Electrical Resistivity Sounding, Seismic Refraction and Magnetic Surveys for Characterization of a Building Site foundation at Bure campus of Debremarkos University, Ethiopia

Abstract

This study aimed at evaluating the near-surface lithologies at the site selected for building the newly established Bure Campus of Debre Markose University. To characterize the foundation conditions, integrated geophysical surveys involving Vertical Electrical Sounding (VES), seismic refraction, and magnetic methods were employed. The electrical survey results show the presence of a relatively high resistivity topsoil, a low resistivity clayey soil as a second layer underlain by an intermediate resistivity bed represented by highly to moderately weathered bedrocks with intermediate resistivity, a very conductive highly fractured basalt, and at the bottom highly resistive slightly weathered basalt. The seismic refraction survey mapped top, low-velocity layers corresponding to top dry soil and clayey soil, an intermediate velocity bedrock, and relatively dense, highly fractured basalt. Magnetic anomaly maps and sliced-stack sections delineate the contact between rocks affected by different degrees of weathering while analytical signal and tilt derivative maps have mapped the weak zones resulting from subsurface structures.
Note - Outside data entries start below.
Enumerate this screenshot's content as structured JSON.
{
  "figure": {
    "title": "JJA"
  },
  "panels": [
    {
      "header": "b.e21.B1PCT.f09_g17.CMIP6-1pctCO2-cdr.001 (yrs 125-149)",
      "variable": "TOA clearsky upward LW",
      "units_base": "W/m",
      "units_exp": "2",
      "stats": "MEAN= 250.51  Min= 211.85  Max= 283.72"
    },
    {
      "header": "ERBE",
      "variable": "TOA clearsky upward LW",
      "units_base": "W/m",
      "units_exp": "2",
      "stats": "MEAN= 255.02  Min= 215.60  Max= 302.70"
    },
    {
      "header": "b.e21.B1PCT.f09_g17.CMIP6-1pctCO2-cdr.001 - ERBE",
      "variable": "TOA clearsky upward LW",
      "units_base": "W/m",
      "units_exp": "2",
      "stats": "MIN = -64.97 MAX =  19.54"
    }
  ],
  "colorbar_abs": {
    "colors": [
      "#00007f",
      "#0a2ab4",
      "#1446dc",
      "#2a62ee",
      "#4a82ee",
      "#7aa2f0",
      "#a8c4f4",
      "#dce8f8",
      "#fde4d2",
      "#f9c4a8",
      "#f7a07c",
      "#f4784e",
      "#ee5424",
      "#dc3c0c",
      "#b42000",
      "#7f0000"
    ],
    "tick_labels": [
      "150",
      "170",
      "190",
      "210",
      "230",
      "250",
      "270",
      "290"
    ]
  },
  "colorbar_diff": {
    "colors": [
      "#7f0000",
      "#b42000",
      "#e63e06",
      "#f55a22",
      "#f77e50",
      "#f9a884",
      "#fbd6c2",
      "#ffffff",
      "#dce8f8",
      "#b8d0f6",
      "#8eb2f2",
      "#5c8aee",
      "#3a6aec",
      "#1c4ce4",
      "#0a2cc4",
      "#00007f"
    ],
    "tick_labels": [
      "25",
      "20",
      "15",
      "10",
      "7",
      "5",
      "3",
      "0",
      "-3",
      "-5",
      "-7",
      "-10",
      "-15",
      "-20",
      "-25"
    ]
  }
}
The correlation of the magnetic anomaly maps, geo-electric sections, and seismic refraction models were used for determining the thickness of clayey soil, the depth to the bedrock, the morphology of competent rocks, areal coverage of relatively highly weathered and fractured rocks, and for the identification of weak zones at the site. Finally, the study showed that subsurface materials at the central portions of the study area would have lower bearing capacity for building foundations than the rest of the area based on the anomaly signature mapped by the three geophysical methods.